Harold is, of course, immediately kidnapped again as soon as Sunny tells him she thinks things are looking up for him. Hilarity, as they used to say in trailers, ensues.

Plus, unbeknownst to Sunny at that time, her boyfriend is a drug mule for a company scheming against Harold’s. It’s complicated. Gringo, in general, is needlessly complicated.

It’s but a passing moment in a film heavy on incident, but it’s also a hint at the better version of Gringo which is too strangled by the star powers of its own producers to ever fully get out. Buried somewhere deep inside of Gringo’s script is an endearing story about a sweet, but gullible everyman whose life sucks so much that being captured in Mexico is a step up for him. The world around him is crazy, filled with Beatles-quoting drug cartel capos, agnostic mercenaries (Sharlto Copley) who dabble on the side in humanitarian relief work, and hedonistic, asshole corporate bosses who look at Gordon Gekko and think, “Like that, but much, much bigger and more ruthless.” It’s up to him to decide what kind of person to be in a world like that, and observing Oyelow’s comic exasperation is a revelation, largely because we didn’t he had this in him since he’s only ever been known for dramatic roles before now.

The problem is Gringo, which began its life four years ago as a script which made its way to director/stunt coordinator Nash Edgerton and then to his brother Joel and friend Charlize Theron, overloads the story with far too many subplots and extraneous characters. It loses track of Harold by returning back to Chicago to hit the same exact point over and over again, specifically that Joel and Charlize’s characters are monsters, willing to screw over anyone for a buck and completely ignorant to the plight and/or cultures of others. Their one-note cartoonishness has its moments, but it gets old fast, with Theron practically mustache-twirling as she spits out profane put-downs and empty asides like, “Fat people are so funny.”

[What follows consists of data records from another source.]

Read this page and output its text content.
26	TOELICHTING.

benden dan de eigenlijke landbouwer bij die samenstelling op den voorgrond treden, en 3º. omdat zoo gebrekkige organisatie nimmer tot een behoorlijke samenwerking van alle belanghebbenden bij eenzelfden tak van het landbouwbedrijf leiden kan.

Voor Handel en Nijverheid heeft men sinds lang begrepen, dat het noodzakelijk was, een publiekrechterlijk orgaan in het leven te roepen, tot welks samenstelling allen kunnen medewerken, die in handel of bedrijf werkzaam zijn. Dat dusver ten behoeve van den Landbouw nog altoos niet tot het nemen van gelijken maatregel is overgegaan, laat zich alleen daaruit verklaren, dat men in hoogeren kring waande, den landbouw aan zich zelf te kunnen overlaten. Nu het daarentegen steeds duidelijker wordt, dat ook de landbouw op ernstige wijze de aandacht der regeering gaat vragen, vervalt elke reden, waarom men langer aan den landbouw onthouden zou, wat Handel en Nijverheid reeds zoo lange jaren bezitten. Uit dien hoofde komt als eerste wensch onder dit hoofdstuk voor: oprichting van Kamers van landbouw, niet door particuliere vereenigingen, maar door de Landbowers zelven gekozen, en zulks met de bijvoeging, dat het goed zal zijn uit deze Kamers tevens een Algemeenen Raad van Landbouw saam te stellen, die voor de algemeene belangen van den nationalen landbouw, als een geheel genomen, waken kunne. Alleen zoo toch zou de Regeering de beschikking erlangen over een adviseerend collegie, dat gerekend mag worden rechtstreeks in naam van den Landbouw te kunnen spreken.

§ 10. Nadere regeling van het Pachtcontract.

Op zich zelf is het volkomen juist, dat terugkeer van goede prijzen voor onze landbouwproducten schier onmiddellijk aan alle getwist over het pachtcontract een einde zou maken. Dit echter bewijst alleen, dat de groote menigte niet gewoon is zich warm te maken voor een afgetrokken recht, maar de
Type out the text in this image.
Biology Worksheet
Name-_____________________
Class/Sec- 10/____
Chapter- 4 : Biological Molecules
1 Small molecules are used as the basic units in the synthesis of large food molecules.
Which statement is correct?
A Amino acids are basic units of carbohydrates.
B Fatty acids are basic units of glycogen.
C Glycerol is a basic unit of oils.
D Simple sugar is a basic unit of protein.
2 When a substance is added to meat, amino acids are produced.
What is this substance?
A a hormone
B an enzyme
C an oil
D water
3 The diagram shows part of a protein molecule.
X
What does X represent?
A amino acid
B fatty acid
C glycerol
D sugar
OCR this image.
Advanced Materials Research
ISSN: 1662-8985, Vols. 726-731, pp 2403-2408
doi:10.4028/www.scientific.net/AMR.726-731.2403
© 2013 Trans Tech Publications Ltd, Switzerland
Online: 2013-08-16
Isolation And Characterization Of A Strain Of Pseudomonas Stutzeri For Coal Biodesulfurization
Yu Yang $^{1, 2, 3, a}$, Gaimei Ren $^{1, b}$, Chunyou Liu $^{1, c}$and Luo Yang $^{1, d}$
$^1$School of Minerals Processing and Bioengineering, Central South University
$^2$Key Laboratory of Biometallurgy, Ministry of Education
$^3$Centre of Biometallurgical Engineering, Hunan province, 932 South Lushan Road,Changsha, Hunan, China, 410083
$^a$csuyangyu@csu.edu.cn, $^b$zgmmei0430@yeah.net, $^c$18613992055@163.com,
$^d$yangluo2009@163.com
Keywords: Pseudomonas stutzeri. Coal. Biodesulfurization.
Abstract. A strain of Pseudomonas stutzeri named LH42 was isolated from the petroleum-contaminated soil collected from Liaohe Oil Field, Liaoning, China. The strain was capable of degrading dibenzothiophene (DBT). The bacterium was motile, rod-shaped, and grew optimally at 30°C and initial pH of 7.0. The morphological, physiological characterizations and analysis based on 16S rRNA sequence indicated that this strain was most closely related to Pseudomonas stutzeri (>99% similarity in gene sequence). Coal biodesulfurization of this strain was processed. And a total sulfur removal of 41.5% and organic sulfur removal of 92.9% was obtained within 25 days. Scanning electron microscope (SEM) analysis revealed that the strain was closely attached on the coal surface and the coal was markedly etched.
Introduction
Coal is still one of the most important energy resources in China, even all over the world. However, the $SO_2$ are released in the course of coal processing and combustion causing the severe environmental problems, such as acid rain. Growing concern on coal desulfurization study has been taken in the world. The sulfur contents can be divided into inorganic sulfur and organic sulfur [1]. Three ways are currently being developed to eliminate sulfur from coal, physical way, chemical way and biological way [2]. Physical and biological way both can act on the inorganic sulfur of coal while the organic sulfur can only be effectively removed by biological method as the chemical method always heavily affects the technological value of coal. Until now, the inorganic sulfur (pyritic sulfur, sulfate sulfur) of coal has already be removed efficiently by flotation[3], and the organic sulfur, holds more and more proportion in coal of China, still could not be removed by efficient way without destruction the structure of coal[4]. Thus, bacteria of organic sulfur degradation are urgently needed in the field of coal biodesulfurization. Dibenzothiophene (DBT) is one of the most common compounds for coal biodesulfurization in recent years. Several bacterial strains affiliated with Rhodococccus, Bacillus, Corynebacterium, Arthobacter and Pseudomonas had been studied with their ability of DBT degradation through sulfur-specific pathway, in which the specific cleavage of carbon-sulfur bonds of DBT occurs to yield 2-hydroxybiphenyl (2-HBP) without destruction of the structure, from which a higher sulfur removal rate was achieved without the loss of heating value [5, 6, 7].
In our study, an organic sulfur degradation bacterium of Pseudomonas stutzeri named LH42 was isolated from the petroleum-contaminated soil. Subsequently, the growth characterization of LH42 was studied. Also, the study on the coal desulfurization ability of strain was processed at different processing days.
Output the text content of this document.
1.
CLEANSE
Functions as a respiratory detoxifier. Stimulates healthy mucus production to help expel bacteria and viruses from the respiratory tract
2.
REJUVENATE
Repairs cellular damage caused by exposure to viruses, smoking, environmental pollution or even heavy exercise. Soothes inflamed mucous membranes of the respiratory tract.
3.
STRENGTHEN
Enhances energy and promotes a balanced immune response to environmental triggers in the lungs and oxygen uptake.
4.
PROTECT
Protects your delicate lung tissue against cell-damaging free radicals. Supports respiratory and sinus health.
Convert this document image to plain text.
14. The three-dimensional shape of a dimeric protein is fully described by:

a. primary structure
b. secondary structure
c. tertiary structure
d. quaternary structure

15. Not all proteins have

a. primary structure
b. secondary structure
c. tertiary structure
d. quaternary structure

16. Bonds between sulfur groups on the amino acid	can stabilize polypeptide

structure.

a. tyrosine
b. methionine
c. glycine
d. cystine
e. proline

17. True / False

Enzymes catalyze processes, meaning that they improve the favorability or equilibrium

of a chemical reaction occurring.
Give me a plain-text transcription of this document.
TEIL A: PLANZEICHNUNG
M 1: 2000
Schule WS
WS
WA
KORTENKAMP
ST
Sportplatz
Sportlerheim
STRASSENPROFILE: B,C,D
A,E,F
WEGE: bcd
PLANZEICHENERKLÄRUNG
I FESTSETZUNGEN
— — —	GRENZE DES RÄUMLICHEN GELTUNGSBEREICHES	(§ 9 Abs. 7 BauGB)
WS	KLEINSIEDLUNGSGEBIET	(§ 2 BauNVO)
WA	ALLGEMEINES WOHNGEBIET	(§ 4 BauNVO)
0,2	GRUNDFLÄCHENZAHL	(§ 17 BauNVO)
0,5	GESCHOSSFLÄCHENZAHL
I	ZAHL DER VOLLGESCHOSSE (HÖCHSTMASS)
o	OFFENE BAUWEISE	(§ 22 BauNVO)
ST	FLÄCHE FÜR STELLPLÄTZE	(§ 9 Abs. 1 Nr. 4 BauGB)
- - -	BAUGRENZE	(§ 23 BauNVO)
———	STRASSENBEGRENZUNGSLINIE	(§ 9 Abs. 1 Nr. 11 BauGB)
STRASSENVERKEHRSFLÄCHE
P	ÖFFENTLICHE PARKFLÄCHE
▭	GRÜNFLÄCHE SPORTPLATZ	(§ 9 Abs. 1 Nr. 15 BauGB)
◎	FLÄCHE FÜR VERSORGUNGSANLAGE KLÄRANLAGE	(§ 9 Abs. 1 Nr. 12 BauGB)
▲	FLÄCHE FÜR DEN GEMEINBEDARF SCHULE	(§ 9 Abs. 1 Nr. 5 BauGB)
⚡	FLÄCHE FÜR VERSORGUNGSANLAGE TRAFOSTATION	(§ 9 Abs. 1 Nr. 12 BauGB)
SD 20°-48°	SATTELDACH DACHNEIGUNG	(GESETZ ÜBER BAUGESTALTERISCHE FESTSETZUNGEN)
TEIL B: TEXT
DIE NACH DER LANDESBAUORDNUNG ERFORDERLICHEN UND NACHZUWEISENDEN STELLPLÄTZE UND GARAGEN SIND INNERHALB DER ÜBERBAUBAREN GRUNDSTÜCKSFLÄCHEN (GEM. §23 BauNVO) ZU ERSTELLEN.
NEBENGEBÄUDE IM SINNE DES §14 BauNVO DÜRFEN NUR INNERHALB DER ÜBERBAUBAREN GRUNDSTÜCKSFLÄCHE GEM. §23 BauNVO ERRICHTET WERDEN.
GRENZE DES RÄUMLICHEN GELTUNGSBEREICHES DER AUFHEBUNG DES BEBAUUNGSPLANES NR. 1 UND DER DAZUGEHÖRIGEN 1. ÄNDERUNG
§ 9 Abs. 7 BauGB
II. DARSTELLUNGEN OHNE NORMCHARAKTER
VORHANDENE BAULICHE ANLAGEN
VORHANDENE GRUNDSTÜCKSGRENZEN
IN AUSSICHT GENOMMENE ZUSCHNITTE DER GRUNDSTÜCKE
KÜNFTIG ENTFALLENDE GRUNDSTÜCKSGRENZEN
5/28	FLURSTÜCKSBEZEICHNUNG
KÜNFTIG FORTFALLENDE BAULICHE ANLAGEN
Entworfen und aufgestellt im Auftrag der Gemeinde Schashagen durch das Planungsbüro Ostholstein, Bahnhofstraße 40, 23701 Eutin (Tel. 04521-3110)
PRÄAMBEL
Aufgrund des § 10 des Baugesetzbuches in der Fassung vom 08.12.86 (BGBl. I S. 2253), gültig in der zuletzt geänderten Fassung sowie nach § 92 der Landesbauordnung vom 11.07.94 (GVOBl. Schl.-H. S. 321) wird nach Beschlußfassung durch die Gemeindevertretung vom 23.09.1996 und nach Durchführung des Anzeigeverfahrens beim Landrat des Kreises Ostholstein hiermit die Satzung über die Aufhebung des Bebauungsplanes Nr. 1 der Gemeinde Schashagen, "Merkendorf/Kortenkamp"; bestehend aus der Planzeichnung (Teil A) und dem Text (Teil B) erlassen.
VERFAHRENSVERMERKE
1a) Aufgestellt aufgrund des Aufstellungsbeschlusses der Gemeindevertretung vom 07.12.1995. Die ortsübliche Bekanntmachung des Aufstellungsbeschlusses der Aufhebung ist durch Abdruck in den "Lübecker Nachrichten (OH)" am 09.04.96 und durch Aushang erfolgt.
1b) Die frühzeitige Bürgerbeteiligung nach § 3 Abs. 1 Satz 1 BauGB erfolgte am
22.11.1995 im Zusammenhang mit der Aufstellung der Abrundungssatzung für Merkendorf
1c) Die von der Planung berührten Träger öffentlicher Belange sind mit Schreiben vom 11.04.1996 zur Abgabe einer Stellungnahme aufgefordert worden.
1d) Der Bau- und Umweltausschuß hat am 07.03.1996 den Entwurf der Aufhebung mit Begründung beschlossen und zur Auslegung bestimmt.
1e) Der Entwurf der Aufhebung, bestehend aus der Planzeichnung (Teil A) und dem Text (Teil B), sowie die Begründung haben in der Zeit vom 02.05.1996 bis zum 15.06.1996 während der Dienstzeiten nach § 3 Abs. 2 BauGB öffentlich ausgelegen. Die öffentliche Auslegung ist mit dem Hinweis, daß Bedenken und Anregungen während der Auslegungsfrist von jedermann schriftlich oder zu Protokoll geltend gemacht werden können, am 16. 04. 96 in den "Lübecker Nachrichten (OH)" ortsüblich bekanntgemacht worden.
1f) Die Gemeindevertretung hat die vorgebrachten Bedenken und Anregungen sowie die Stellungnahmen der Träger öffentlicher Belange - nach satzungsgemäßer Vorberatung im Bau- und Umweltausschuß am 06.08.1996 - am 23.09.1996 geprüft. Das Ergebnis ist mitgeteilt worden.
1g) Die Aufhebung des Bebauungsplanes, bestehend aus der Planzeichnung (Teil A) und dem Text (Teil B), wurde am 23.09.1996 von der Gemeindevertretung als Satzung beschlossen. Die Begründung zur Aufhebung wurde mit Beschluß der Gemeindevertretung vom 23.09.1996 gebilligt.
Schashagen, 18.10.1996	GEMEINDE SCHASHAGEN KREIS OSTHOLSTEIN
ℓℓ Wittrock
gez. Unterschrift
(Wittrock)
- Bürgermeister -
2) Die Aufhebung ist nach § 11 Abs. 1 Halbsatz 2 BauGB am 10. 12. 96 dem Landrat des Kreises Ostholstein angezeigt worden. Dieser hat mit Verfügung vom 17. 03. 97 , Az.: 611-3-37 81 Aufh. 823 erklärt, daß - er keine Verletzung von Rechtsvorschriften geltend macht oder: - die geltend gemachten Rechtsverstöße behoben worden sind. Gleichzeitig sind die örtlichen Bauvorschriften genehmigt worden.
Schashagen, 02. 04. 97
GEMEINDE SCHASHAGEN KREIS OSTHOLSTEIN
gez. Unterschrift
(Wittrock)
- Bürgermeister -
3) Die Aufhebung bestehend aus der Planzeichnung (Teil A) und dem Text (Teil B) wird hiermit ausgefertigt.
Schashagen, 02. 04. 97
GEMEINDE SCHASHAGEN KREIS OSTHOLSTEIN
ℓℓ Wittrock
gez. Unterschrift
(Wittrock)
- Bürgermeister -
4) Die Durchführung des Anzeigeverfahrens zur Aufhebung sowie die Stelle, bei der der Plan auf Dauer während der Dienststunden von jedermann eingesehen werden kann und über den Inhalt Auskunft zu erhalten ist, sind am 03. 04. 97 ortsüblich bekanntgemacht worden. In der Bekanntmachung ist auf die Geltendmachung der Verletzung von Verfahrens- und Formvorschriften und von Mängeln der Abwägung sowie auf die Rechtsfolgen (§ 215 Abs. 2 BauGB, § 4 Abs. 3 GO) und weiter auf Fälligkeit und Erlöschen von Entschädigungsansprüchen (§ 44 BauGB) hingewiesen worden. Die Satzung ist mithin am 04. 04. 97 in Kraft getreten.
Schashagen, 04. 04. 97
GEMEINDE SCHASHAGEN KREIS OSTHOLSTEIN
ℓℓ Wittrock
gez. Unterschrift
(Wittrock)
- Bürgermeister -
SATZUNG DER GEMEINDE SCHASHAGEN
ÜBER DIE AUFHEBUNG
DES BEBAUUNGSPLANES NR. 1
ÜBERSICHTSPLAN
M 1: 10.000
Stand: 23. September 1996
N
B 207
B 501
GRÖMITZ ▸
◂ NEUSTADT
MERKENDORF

A little of that can go a long, long way, yet Gringo keeps circling back to them.

From a film business standpoint, it’s understandable. They are bigger stars than Oyelowo, and Theron’s name helped them get funding. Plus, Joel and Theron each looked at this as an opportunity to say something about the current state of the world, especially since parts of the movie were actually filmed in Mexico right as the Trump campaign was making hay with its promises of building a wall.

So, we are supposed to hate these paper-thin villains and like Harold, which we do. It just grows so repetitive that it quickly feels like the film would have been far better served with only occasional appearances from Edgerton and Theron in favor of a renewed focus on Harold’s alternating buddy cop pairings down in Mexico. Also, either give Seyfried more to do as the unwitting girlfriend to a drug mule or don’t have her and her boyfriend in the movie at all.

THE BOTTOM LINE

Needed about 70% more of David Oyelowo, either 40% more of Amanda Seyfried or none of her at all, and around 80% less of Charlize Theron and Joel Edgerton.

Sidenote: I suck at math.

Buried somewhere inside of Gringo is a solid madcap comedy about a stranger in a strange land and his personal epiphany about what it means to be a good person in a corrupt time. They just lost track of that movie with too many subplots, extraneous characters, and Theron and Edgerton camping it up as unfunny cliches of asshole, corporate Americans.

RANDOM PARTING THOUGHTS

  1. SPOILER WARNING: There is a final comeuppance for Thandie Newton’s character which is needlessly mean-spirited.
  2. Paris Jackson is in this movie, albeit in a very small role. Michael Jackson’s daughter, it turns out, has some decent acting chops. She’s only in one scene, but she leaves enough of an impression that it will be interesting to see her in more movies down the road.